Things are very busy here at Meadow Arts as we are getting everything ready for our next exhibition; House of Beasts at the National Trust's Attingham Park in Shropshire. The exhibition will open in July, but we have been preparing for it since last Autumn.
There is an enormous amount of research that is done in the initial planning stages. Anne is the curator, so she is constantly visiting exhibitions so that she knows what is around and who is doing work that will be relevant to the exhibition. We often discuss artists and artworks in the office, so it is vital that we all see current exhibitions so that we are aware of works that could be potentially part of a future exhibition.
The work of an arts organisation is never done and a huge amount of time has been spent applying for funding since I joined Meadow Arts in September. The biggest funding application is the Arts Council one, but it is necessary to apply to other funders as well because Arts Council England will provide only part of the funding. They also need to see that we are supported by the Local Authorities that we are working with and that we work in partnership with other organisations.
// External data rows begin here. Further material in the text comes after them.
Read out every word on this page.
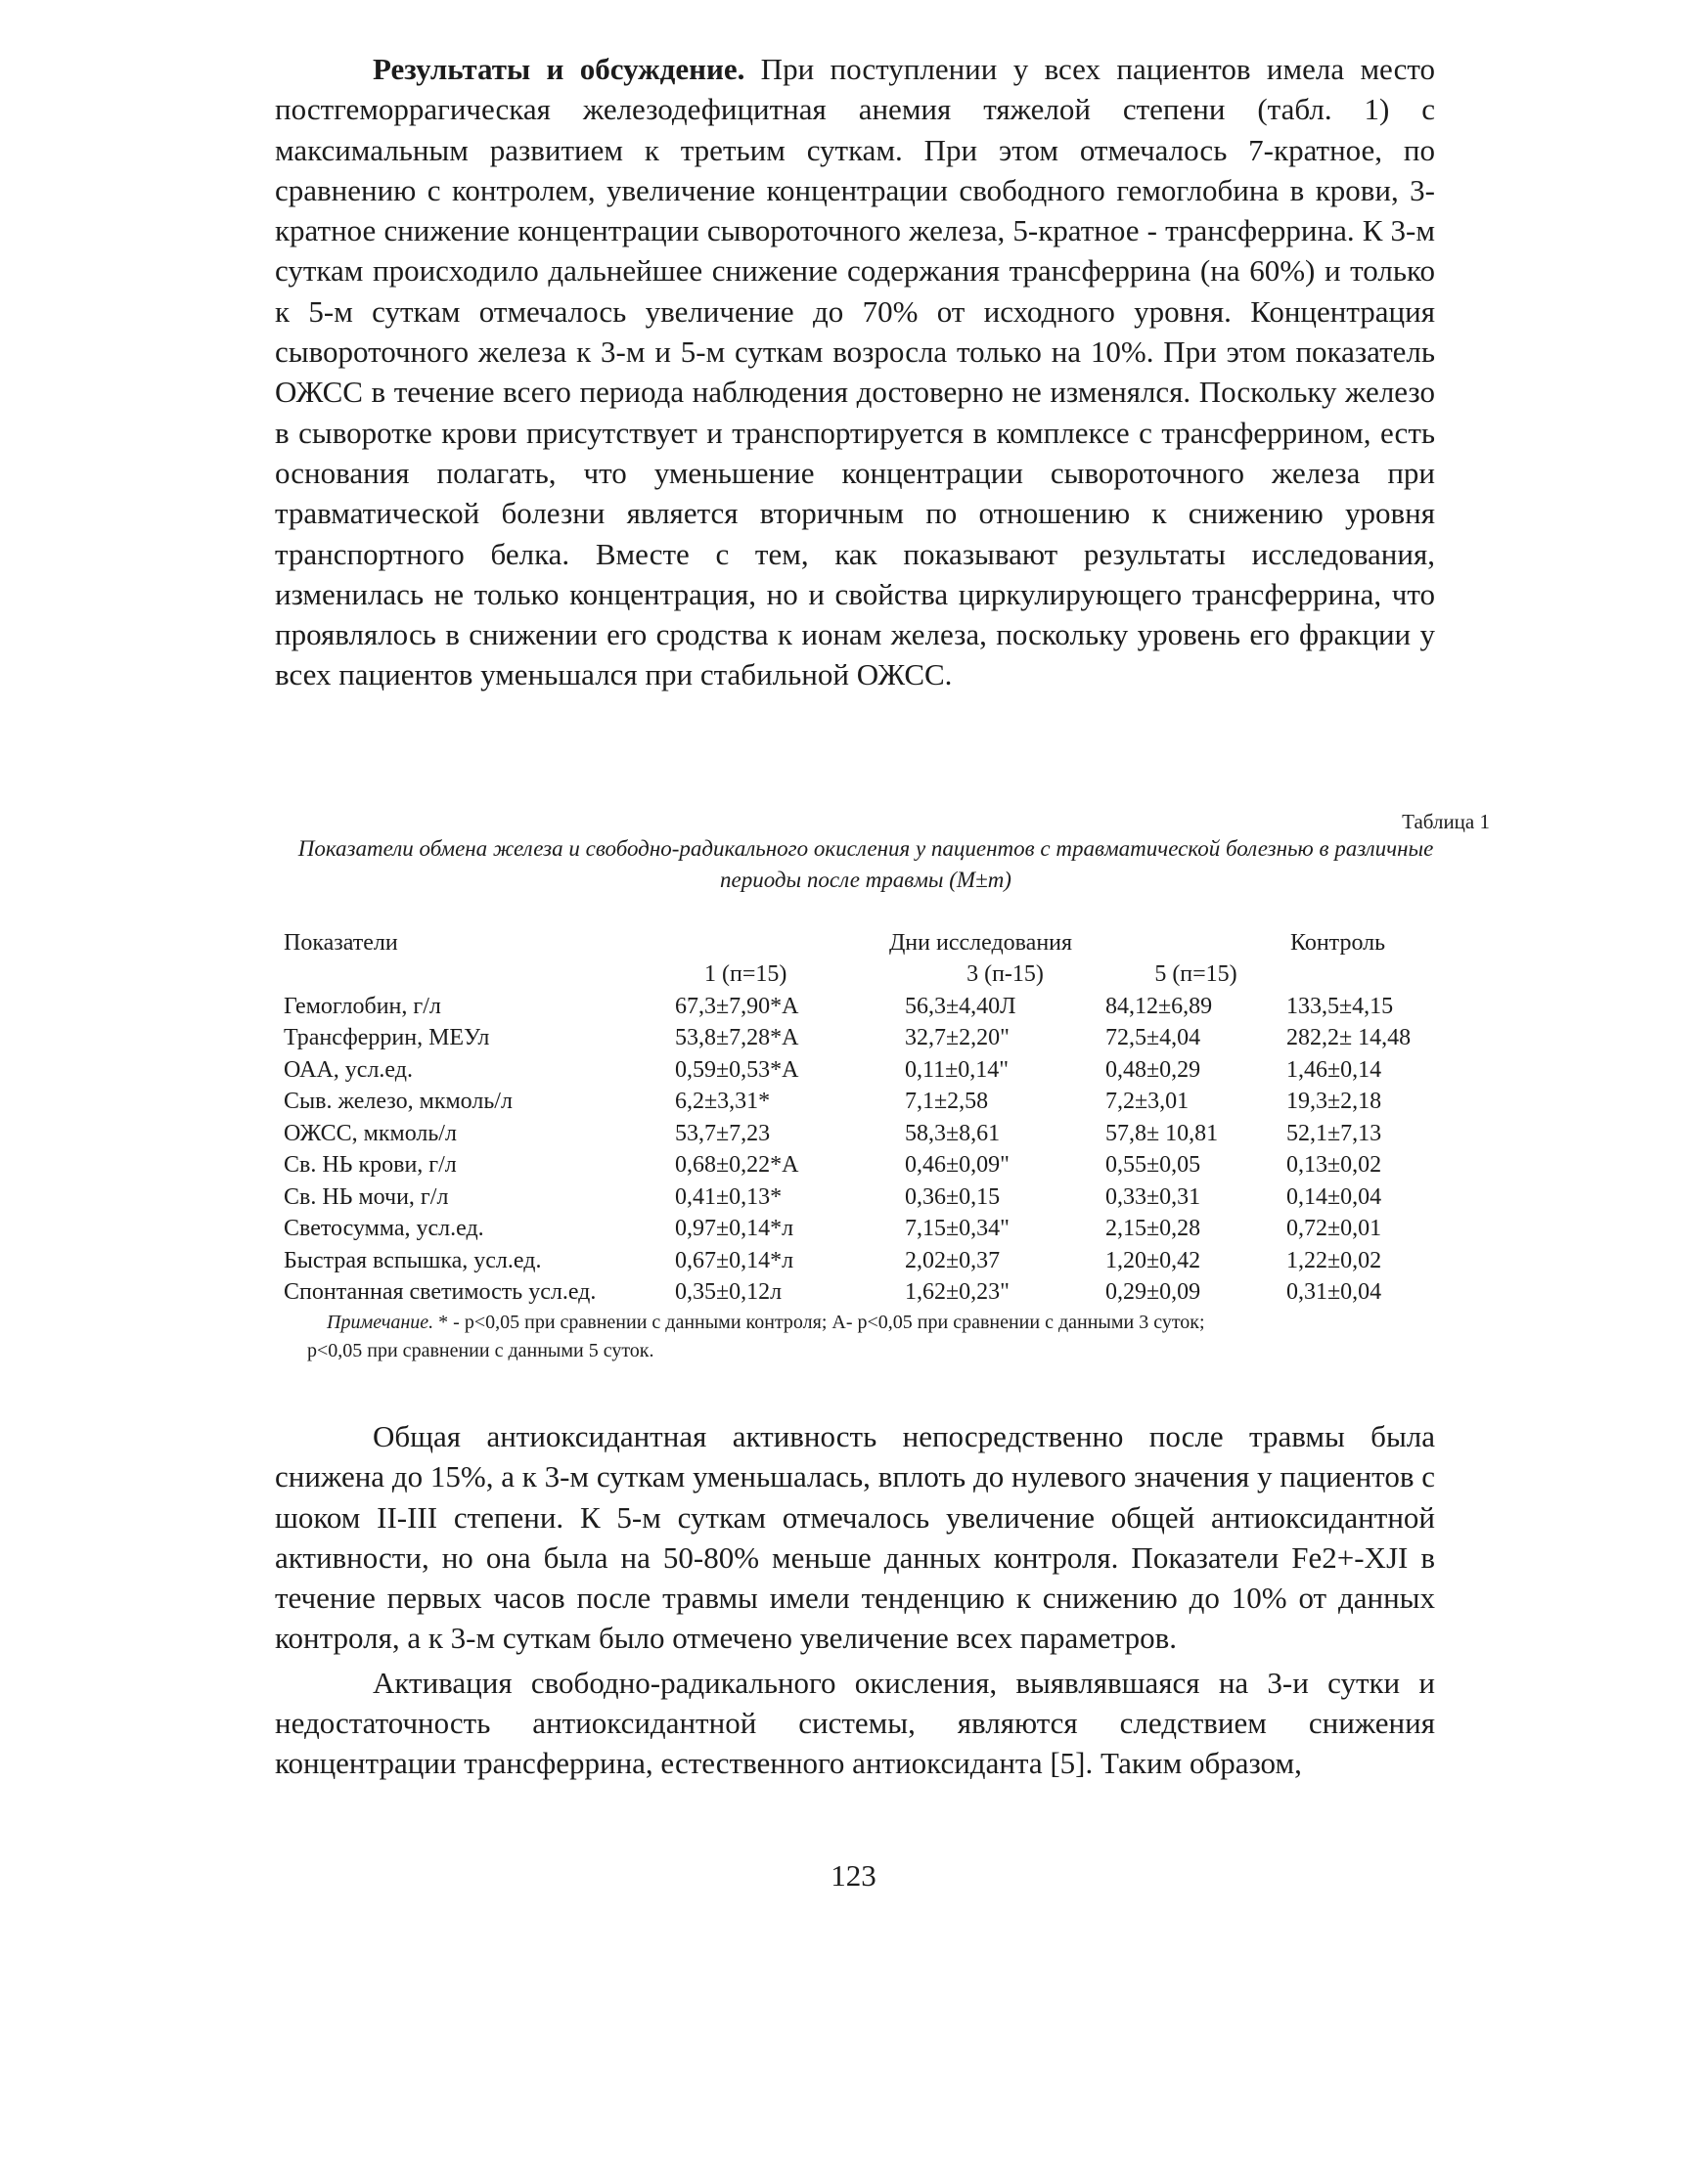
Результаты и обсуждение. При поступлении у всех пациентов имела место постгеморрагическая железодефицитная анемия тяжелой степени (табл. 1) с максимальным развитием к третьим суткам. При этом отмечалось 7-кратное, по сравнению с контролем, увеличение концентрации свободного гемоглобина в крови, 3-кратное снижение концентрации сывороточного железа, 5-кратное - трансферрина. К 3-м суткам происходило дальнейшее снижение содержания трансферрина (на 60%) и только к 5-м суткам отмечалось увеличение до 70% от исходного уровня. Концентрация сывороточного железа к 3-м и 5-м суткам возросла только на 10%. При этом показатель ОЖСС в течение всего периода наблюдения достоверно не изменялся. Поскольку железо в сыворотке крови присутствует и транспортируется в комплексе с трансферрином, есть основания полагать, что уменьшение концентрации сывороточного железа при травматической болезни является вторичным по отношению к снижению уровня транспортного белка. Вместе с тем, как показывают результаты исследования, изменилась не только концентрация, но и свойства циркулирующего трансферрина, что проявлялось в снижении его сродства к ионам железа, поскольку уровень его фракции у всех пациентов уменьшался при стабильной ОЖСС.

Таблица 1
Показатели обмена железа и свободно-радикального окисления у пациентов с травматической болезнью в различные периоды после травмы (М±m)
Показатели	Дни исследования			Контроль
	1 (п=15)	3 (п-15)	5 (п=15)	
Гемоглобин, г/л	67,3±7,90*А	56,3±4,40Л	84,12±6,89	133,5±4,15
Трансферрин, МЕУл	53,8±7,28*А	32,7±2,20"	72,5±4,04	282,2± 14,48
ОАА, усл.ед.	0,59±0,53*А	0,11±0,14"	0,48±0,29	1,46±0,14
Сыв. железо, мкмоль/л	6,2±3,31*	7,1±2,58	7,2±3,01	19,3±2,18
ОЖСС, мкмоль/л	53,7±7,23	58,3±8,61	57,8± 10,81	52,1±7,13
Св. НЬ крови, г/л	0,68±0,22*А	0,46±0,09"	0,55±0,05	0,13±0,02
Св. НЬ мочи, г/л	0,41±0,13*	0,36±0,15	0,33±0,31	0,14±0,04
Светосумма, усл.ед.	0,97±0,14*л	7,15±0,34"	2,15±0,28	0,72±0,01
Быстрая вспышка, усл.ед.	0,67±0,14*л	2,02±0,37	1,20±0,42	1,22±0,02
Спонтанная светимость усл.ед.	0,35±0,12л	1,62±0,23"	0,29±0,09	0,31±0,04
Примечание. * - р<0,05 при сравнении с данными контроля; А- р<0,05 при сравнении с данными 3 суток;
р<0,05 при сравнении с данными 5 суток.

Общая антиоксидантная активность непосредственно после травмы была снижена до 15%, а к 3-м суткам уменьшалась, вплоть до нулевого значения у пациентов с шоком II-III степени. К 5-м суткам отмечалось увеличение общей антиоксидантной активности, но она была на 50-80% меньше данных контроля. Показатели Fe2+-XJI в течение первых часов после травмы имели тенденцию к снижению до 10% от данных контроля, а к 3-м суткам было отмечено увеличение всех параметров.

Активация свободно-радикального окисления, выявлявшаяся на 3-и сутки и недостаточность антиоксидантной системы, являются следствием снижения концентрации трансферрина, естественного антиоксиданта [5]. Таким образом,

123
There is no admission charge for the exhibitions and public commissions that Meadow Arts puts on, so all of the costs have to be raised through Arts Council England, other Trusts and Foundations, Local Authorities, Partners and Sponsorship. The benefits of this are that the public can see Contemporary Art in their local area for free and we also provide workshops so that schools and the public get an opportunity to make art for themselves and talk directly to artists about the exhibitions.
Art exhibitions also help the economy because the visitors they bring in spend money on other things in the local economy, like restaurants and hotels. Studies show that the arts generate more money for the economy (£3 for each £1 of investment they receive) and the arts employ 2 million people in the UK.